Naruto pokiwał tylko głową, nie będąc jednak do końca pewny czy faktycznie lepiej. Widok rywala
w pełnej okazałości spowodował u niego jakieś dziwne wahania temperatury ciała,
co rusz przechodziły go fale gorąca, pomieszane z dreszczami, a sensacje w dolnych
częściach brzucha przybrały na sile. Odruchowo przewiesił ręcznik tak, żeby
zasłaniał to i owo. Nie mógł przewidzieć, jak zareaguje, gdy ten cholerny
geniusz zbliży się do niego jeszcze o krok, a nie chciał być narażony na jego docinki.

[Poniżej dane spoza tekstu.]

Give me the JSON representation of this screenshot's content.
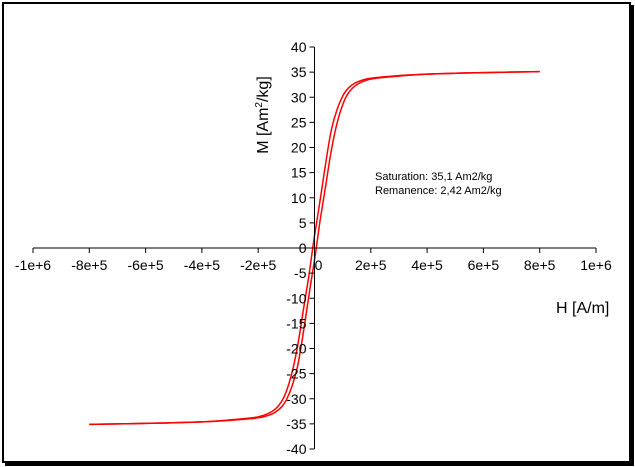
{
  "chart_data": {
    "type": "line",
    "title": "",
    "xlabel": "H [A/m]",
    "ylabel": "M [Am2/kg]",
    "ylabel_main": "M [Am",
    "ylabel_sup": "2",
    "ylabel_tail": "/kg]",
    "xlim": [
      -1000000,
      1000000
    ],
    "ylim": [
      -40,
      40
    ],
    "grid": false,
    "legend": "none",
    "series_color": "#ff0000",
    "x_ticks": [
      {
        "value": -1000000,
        "label": "-1e+6"
      },
      {
        "value": -800000,
        "label": "-8e+5"
      },
      {
        "value": -600000,
        "label": "-6e+5"
      },
      {
        "value": -400000,
        "label": "-4e+5"
      },
      {
        "value": -200000,
        "label": "-2e+5"
      },
      {
        "value": 0,
        "label": "0"
      },
      {
        "value": 200000,
        "label": "2e+5"
      },
      {
        "value": 400000,
        "label": "4e+5"
      },
      {
        "value": 600000,
        "label": "6e+5"
      },
      {
        "value": 800000,
        "label": "8e+5"
      },
      {
        "value": 1000000,
        "label": "1e+6"
      }
    ],
    "y_ticks": [
      {
        "value": 40,
        "label": "40"
      },
      {
        "value": 35,
        "label": "35"
      },
      {
        "value": 30,
        "label": "30"
      },
      {
        "value": 25,
        "label": "25"
      },
      {
        "value": 20,
        "label": "20"
      },
      {
        "value": 15,
        "label": "15"
      },
      {
        "value": 10,
        "label": "10"
      },
      {
        "value": 5,
        "label": "5"
      },
      {
        "value": 0,
        "label": "0"
      },
      {
        "value": -5,
        "label": "-5"
      },
      {
        "value": -10,
        "label": "-10"
      },
      {
        "value": -15,
        "label": "-15"
      },
      {
        "value": -20,
        "label": "-20"
      },
      {
        "value": -25,
        "label": "-25"
      },
      {
        "value": -30,
        "label": "-30"
      },
      {
        "value": -35,
        "label": "-35"
      },
      {
        "value": -40,
        "label": "-40"
      }
    ],
    "series": [
      {
        "values_descending": {
          "x": [
            800000,
            600000,
            400000,
            300000,
            200000,
            150000,
            120000,
            100000,
            80000,
            60000,
            40000,
            20000,
            0,
            -10000,
            -20000,
            -40000,
            -60000,
            -80000,
            -100000,
            -120000,
            -150000,
            -200000,
            -300000,
            -400000,
            -600000,
            -800000
          ],
          "y": [
            35.1,
            34.9,
            34.6,
            34.3,
            33.8,
            33.0,
            31.8,
            30.2,
            27.5,
            23.5,
            17.0,
            9.5,
            2.4,
            -1.5,
            -5.5,
            -12.5,
            -19.5,
            -24.8,
            -28.5,
            -30.8,
            -32.5,
            -33.6,
            -34.2,
            -34.6,
            -34.9,
            -35.1
          ]
        },
        "values_ascending": {
          "x": [
            -800000,
            -600000,
            -400000,
            -300000,
            -200000,
            -150000,
            -120000,
            -100000,
            -80000,
            -60000,
            -40000,
            -20000,
            0,
            10000,
            20000,
            40000,
            60000,
            80000,
            100000,
            120000,
            150000,
            200000,
            300000,
            400000,
            600000,
            800000
          ],
          "y": [
            -35.1,
            -34.9,
            -34.6,
            -34.3,
            -33.8,
            -33.0,
            -31.8,
            -30.2,
            -27.5,
            -23.5,
            -17.0,
            -9.5,
            -2.4,
            1.5,
            5.5,
            12.5,
            19.5,
            24.8,
            28.5,
            30.8,
            32.5,
            33.6,
            34.2,
            34.6,
            34.9,
            35.1
          ]
        }
      }
    ],
    "annotations": [
      "Saturation: 35,1 Am2/kg",
      "Remanence: 2,42 Am2/kg"
    ]
  }
}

– Wiesz, ty naprawdę jesteś młotkiem. – Sasuke
stanął na wprost niego, a spojrzenie czarnych oczu przewiercało na wskroś.
– Nie nazywaj mnie tak, do cholery, ty draniu. – Chciał,
żeby zabrzmiało stanowczo, ale wyszło jakoś słabo. Już nie pierwszy raz „drań”,
będąc tak blisko, odbierał mu całą pewność siebie.
– Powiedz, co ja mam z tobą zrobić? Jesteś najmniej
domyślną osobą, jaką znam – westchnął Sasuke.
– Nieprawda!
– Hn… Nieprawda, mówisz? Skoro tak… – Wsunął place
między blond kosmyki i przyciągnął Naruto do siebie. – Do zobaczenia jutro –
wyszeptał mu prosto w usta, powodując niebezpieczne zawirowania w podbrzuszu, a
następnie otarł się całym ciałem, wymijając go. Trzasnęły zamykane drzwi, ale Naruto
dalej gapił się w miejsce, gdzie jeszcze przed chwilą chłopak stał.
– Niech to szlag – zreflektował się po chwili i
rzucając w złości ręcznikiem, wszedł pod natrysk. O tak, zimna woda była w tym
momencie czymś, czego potrzebował najbardziej.